Segundo a Conab, o mercado de fretes registrou movimento relativamente estável em novembro, mas já apresenta efeitos do tabelamento em importantes regiões produtoras. Em Mato Grosso, por exemplo, a interferência na formação de preços durante a entressafra tem reduzido a fluidez logística e direcionado parte dos caminhões para rotas específicas, com maior concentração de cargas em trajetos mais curtos.
O cenário é considerado ainda mais sensível pelo volume expressivo de milho que precisa ser escoado no estado no início do ano. A estatal avalia que grande parte dessa movimentação deve ocorrer entre janeiro e fevereiro, período que coincide com a intensificação da colheita de soja.
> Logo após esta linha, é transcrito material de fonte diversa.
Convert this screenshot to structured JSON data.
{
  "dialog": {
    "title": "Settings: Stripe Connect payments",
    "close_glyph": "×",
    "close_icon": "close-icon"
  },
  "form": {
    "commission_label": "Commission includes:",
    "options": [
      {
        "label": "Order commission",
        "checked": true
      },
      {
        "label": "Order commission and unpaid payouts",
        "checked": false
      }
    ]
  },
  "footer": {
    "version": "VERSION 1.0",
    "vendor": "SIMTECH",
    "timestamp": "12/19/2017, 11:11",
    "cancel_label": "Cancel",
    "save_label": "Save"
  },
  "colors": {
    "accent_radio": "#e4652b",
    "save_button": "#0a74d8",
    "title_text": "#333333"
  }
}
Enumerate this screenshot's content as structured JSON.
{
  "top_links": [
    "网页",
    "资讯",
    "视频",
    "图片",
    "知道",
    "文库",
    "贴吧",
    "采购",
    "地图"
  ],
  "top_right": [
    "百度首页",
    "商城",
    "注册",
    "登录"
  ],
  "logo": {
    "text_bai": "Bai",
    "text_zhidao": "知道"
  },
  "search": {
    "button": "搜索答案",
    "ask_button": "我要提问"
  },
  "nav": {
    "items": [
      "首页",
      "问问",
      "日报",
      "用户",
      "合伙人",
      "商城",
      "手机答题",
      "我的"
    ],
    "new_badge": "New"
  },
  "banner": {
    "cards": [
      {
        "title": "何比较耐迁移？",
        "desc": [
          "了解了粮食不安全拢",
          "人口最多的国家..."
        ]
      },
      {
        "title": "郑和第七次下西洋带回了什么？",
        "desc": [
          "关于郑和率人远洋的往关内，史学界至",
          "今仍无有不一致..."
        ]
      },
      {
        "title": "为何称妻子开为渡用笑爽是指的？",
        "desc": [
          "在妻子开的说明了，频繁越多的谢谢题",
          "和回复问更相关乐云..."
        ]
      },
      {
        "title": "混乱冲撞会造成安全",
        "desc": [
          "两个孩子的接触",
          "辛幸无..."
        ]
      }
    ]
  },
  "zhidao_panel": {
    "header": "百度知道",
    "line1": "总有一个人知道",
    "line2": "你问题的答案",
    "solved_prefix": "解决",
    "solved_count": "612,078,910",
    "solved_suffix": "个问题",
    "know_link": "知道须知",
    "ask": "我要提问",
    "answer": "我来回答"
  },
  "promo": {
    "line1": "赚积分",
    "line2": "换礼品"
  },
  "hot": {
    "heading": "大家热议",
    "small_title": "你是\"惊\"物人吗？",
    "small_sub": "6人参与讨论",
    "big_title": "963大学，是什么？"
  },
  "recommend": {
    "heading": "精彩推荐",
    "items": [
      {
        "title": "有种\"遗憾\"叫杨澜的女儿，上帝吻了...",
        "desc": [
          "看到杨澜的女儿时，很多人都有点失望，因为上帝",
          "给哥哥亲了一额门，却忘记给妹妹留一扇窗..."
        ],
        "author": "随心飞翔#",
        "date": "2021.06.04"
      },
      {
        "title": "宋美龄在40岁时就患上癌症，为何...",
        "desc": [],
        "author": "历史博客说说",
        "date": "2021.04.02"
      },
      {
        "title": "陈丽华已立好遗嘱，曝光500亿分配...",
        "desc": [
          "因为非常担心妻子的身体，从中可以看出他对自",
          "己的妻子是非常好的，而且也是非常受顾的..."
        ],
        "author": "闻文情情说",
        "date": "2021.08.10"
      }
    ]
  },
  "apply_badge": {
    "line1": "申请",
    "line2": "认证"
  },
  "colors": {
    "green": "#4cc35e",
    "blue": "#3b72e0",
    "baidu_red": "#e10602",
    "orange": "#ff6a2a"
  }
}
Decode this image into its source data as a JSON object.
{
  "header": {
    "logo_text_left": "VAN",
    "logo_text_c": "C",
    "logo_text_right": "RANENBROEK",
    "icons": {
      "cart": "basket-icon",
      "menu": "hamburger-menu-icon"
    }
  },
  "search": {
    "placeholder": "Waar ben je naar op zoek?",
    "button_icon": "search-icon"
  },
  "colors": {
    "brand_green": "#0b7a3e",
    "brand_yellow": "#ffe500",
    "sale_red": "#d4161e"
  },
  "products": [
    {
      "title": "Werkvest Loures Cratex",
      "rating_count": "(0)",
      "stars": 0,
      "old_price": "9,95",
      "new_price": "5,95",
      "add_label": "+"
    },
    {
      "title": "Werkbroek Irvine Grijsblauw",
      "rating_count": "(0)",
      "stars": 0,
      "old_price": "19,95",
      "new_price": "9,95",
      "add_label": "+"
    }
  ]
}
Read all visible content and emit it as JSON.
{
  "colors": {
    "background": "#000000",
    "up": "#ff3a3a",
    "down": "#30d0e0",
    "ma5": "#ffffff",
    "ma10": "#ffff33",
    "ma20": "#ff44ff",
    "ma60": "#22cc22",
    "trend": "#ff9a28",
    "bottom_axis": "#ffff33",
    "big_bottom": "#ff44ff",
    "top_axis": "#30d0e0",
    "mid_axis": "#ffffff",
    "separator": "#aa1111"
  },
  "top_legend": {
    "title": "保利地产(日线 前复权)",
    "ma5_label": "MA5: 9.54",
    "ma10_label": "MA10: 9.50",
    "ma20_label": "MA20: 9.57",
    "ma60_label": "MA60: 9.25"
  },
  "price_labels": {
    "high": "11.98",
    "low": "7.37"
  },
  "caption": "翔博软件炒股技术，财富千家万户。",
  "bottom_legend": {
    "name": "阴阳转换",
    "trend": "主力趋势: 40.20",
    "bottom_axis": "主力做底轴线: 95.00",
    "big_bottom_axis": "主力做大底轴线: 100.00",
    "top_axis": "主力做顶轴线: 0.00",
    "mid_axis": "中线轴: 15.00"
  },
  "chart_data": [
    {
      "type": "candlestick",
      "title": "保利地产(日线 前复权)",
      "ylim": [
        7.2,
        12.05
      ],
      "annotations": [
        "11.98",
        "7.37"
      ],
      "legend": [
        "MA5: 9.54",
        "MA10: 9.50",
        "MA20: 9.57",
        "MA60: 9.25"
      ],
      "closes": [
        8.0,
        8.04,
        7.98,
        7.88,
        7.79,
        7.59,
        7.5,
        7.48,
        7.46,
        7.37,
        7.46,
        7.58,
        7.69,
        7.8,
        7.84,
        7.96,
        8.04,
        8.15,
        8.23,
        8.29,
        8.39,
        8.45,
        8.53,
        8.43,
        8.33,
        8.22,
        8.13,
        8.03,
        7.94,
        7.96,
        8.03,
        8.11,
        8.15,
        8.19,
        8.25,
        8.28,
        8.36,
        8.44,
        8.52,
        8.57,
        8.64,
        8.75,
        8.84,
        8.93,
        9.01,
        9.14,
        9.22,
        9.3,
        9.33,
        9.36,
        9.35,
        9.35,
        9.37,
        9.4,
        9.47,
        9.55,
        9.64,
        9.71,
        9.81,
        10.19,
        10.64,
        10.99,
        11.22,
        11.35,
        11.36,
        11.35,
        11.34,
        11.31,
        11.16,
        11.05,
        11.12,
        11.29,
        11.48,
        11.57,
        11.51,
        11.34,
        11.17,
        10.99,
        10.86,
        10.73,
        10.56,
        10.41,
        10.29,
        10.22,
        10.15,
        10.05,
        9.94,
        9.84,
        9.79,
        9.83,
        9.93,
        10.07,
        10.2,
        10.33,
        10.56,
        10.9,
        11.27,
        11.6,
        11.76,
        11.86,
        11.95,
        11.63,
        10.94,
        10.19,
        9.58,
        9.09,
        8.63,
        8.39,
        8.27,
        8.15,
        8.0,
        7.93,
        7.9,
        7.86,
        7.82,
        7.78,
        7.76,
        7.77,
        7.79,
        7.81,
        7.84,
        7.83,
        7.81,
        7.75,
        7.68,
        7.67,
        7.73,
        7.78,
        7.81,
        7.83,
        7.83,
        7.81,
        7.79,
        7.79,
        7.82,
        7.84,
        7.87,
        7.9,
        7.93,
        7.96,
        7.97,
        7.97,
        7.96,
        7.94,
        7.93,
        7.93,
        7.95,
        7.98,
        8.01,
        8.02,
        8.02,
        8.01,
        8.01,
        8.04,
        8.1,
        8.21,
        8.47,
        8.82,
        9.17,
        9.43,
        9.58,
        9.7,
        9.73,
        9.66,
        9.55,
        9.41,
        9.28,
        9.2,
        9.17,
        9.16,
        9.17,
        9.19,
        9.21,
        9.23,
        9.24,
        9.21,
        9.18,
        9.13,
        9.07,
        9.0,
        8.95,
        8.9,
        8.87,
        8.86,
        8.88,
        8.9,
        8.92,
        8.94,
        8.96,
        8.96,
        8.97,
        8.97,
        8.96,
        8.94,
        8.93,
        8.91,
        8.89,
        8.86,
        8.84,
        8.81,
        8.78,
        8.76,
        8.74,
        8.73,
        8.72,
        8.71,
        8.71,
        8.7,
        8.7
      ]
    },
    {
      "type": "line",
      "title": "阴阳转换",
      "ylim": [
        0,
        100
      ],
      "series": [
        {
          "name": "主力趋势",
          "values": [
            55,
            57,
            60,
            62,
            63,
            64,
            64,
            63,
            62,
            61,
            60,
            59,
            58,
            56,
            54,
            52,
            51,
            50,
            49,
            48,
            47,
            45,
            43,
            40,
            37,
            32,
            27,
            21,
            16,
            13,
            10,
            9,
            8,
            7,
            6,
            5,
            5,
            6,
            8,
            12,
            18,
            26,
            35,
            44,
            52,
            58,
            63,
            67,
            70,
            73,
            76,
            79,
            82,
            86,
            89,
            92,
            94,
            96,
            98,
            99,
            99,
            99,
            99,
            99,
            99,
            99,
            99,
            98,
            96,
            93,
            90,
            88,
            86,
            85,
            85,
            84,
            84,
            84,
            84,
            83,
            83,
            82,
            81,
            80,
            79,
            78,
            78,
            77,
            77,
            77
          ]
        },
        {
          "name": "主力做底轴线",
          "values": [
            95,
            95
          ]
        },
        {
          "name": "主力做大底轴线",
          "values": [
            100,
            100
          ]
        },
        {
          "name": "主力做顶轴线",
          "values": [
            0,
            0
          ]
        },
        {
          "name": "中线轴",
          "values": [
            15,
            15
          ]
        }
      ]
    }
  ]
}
A combinação desses fatores pode gerar gargalos adicionais, aumento de custos e maior pressão sobre a disponibilidade de transporte.

Situação semelhante é observada em outros estados do Centro-Oeste. Em Goiás, mesmo com queda pontual nos fretes em novembro, o atraso e posterior concentração da colheita de soja devem comprimir a janela logística, aumentando a demanda por transporte em curto intervalo de tempo. A Conab destaca que esse quadro tende a elevar a pressão sobre os valores e sobre a oferta de caminhões.
Apesar dos ajustes e das tensões comerciais em nível internacional, a Conab não trabalha com risco de paralisações no setor de transportes. A avaliação é de que, mesmo com insatisfações pontuais, o tabelamento historicamente integra as demandas dos transportadores e, aliado a um ambiente de demanda firme no mercado interno e externo, deve permitir a continuidade do escoamento.
Em outras regiões, o comportamento também foi diverso no fim de 2025. No Distrito Federal, os fretes recuaram, mas a expectativa é de retomada gradual com o avanço da safra. No Matopiba, houve sustentação em rotas ligadas a portos em estados como Bahia, enquanto Maranhão e Piauí registraram menor movimentação. No Sul, o Paraná apresentou demanda mais moderada, reflexo de comercialização antecipada, embora o cenário possa se alterar com o avanço da nova temporada.
A Conab lembra que o pano de fundo desse quadro é uma safra volumosa, com estimativa de produção nacional superior a trezentos e cinquenta milhões de toneladas de grãos em 2025/26. Diante desse volume e das restrições geradas pelo tabelamento, a estatal projeta que os fretes rodoviários permaneçam relativamente elevados, com pressão concentrada sobretudo nos meses de janeiro e fevereiro de 2026.
Fonte: Conab , adaptado pela equipe Feed&Food.